1. ABSTRACT
The packing of eukaryotic genomes into chromatin plays a fundamental role in controlling
DNA accessibility, important for different processes such as transcription, DNA replication
and repair. Faithful transcriptional control in eukaryotic cells relies on the precise interplay
between regulatory elements in the DNA, nucleosomes and transcription factors (TFs). The
aim of this study was to analyze: 1) the nucleosome organization and chromatin accessibility
at regulatory elements in differentiated cell types (notably murine macrophages) and 2) the
role of the macrophage master regulator Pu.1, ATP-chromatin remodelers and H2A.Z
histone variant in regulating chromatin accessibility. We generated high-resolution genome-
wide nucleosome maps (by Micrococcal Nuclease digestion) centered on TSS-distal Pu.1
binding sites. We found regularly spaced nucleosome arrays with a nucleosome-depleted
region centered on Pu.1 binding peaks.
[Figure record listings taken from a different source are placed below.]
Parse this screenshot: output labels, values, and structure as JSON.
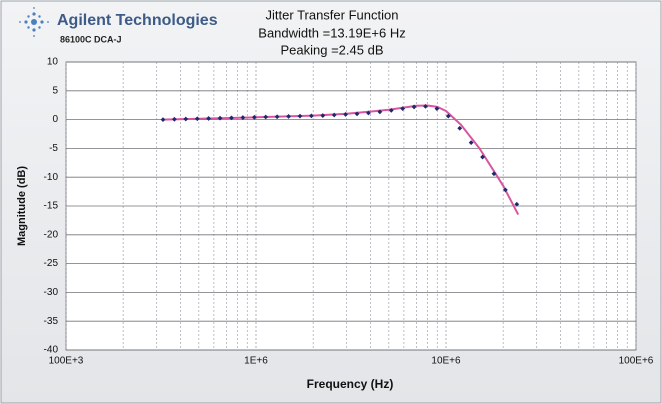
{
  "header": {
    "brand": "Agilent Technologies",
    "model": "86100C DCA-J"
  },
  "chart_data": {
    "type": "scatter",
    "title": "Jitter Transfer Function",
    "subtitle": [
      "Bandwidth =13.19E+6 Hz",
      "Peaking =2.45 dB"
    ],
    "x_label": "Frequency (Hz)",
    "y_label": "Magnitude (dB)",
    "xscale": "log",
    "xlim": [
      100000,
      100000000
    ],
    "xticks": [
      {
        "value": 100000,
        "label": "100E+3"
      },
      {
        "value": 1000000,
        "label": "1E+6"
      },
      {
        "value": 10000000,
        "label": "10E+6"
      },
      {
        "value": 100000000,
        "label": "100E+6"
      }
    ],
    "xminorticks": [
      200000,
      300000,
      400000,
      500000,
      600000,
      700000,
      800000,
      900000,
      2000000,
      3000000,
      4000000,
      5000000,
      6000000,
      7000000,
      8000000,
      9000000,
      20000000,
      30000000,
      40000000,
      50000000,
      60000000,
      70000000,
      80000000,
      90000000
    ],
    "ylim": [
      -40,
      10
    ],
    "yticks": [
      -40,
      -35,
      -30,
      -25,
      -20,
      -15,
      -10,
      -5,
      0,
      5,
      10
    ],
    "grid": true,
    "series": [
      {
        "type": "line",
        "color": "#d9559f",
        "x": [
          320000,
          1000000,
          2000000,
          3000000,
          5000000,
          7000000,
          8000000,
          9000000,
          10000000,
          12000000,
          15000000,
          20000000,
          24000000
        ],
        "values": [
          0,
          0.4,
          0.7,
          1.0,
          1.7,
          2.4,
          2.45,
          2.2,
          1.5,
          -0.9,
          -5,
          -11.5,
          -16.5
        ]
      },
      {
        "type": "scatter",
        "color": "#1f2a6e",
        "x": [
          324000,
          372000,
          427000,
          491000,
          563000,
          647000,
          743000,
          853000,
          980000,
          1125000,
          1292000,
          1484000,
          1704000,
          1956000,
          2247000,
          2580000,
          2962000,
          3402000,
          3906000,
          4486000,
          5151000,
          5915000,
          6793000,
          7800000,
          8957000,
          10286000,
          11811000,
          13563000,
          15575000,
          17885000,
          20538000,
          23584000
        ],
        "values": [
          0,
          0.05,
          0.1,
          0.15,
          0.2,
          0.25,
          0.3,
          0.35,
          0.4,
          0.45,
          0.5,
          0.55,
          0.6,
          0.65,
          0.7,
          0.8,
          0.9,
          1.0,
          1.15,
          1.35,
          1.6,
          1.9,
          2.2,
          2.3,
          1.9,
          0.6,
          -1.5,
          -4.0,
          -6.5,
          -9.4,
          -12.2,
          -14.7
        ]
      }
    ]
  }
}
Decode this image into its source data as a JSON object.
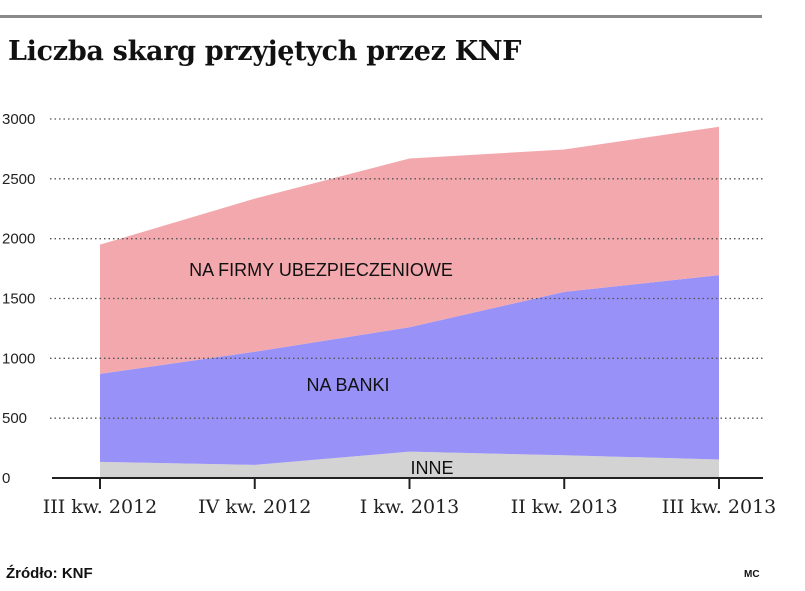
{
  "header": {
    "title": "Liczba skarg przyjętych przez KNF"
  },
  "footer": {
    "source": "Źródło: KNF",
    "credit": "MC"
  },
  "chart_data": {
    "type": "area",
    "stacked": true,
    "title": "Liczba skarg przyjętych przez KNF",
    "categories": [
      "III kw. 2012",
      "IV kw. 2012",
      "I kw. 2013",
      "II kw. 2013",
      "III kw. 2013"
    ],
    "y_ticks": [
      0,
      500,
      1000,
      1500,
      2000,
      2500,
      3000
    ],
    "ylim": [
      0,
      3000
    ],
    "grid": true,
    "series": [
      {
        "name": "INNE",
        "values": [
          135,
          110,
          220,
          190,
          155
        ],
        "color": "#d3d3d3"
      },
      {
        "name": "NA BANKI",
        "values": [
          735,
          945,
          1040,
          1365,
          1540
        ],
        "color": "#9891f7"
      },
      {
        "name": "NA FIRMY UBEZPIECZENIOWE",
        "values": [
          1080,
          1280,
          1410,
          1190,
          1240
        ],
        "color": "#f2a8ad"
      }
    ]
  }
}
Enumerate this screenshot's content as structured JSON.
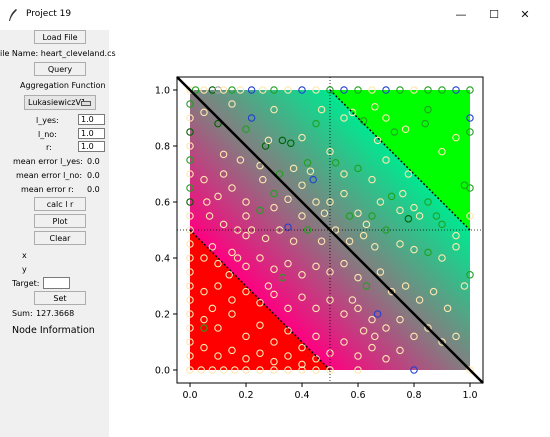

On the contrary, high nucleosome occupancy
overlapping regions bound by Pu.1 in macrophages was detected in cells depleted of, or not
expressing Pu.1 or in invitro-reconstituted chromatin. Our findings suggest that Pu.1 actively
maintains nucleosome depletion at regulatory regions. We then focused on the role of
chromatin remodelers highly expressed in macrophages in regulating nucleosome
landscape. In particular, we found that Brg1 strongly co-localizes with Pu.1 at macrophage
regulatory regions, suggesting its active role in organizing chromatin accessibility at
regulatory elements. We then investigated the genomic localization of histone variant H2A.Z.
We found that it is highly associated with regulatory regions and Pu.1-bound sites in
macrophages and its binding to macrophage genomic regions is affected by inflammatory
stimulus. Finally we generated genome-wide DNase-seq, FAIRE-seq and ATAC-seq maps
to study DNA accessibility and its changes after inflammatory stimulus.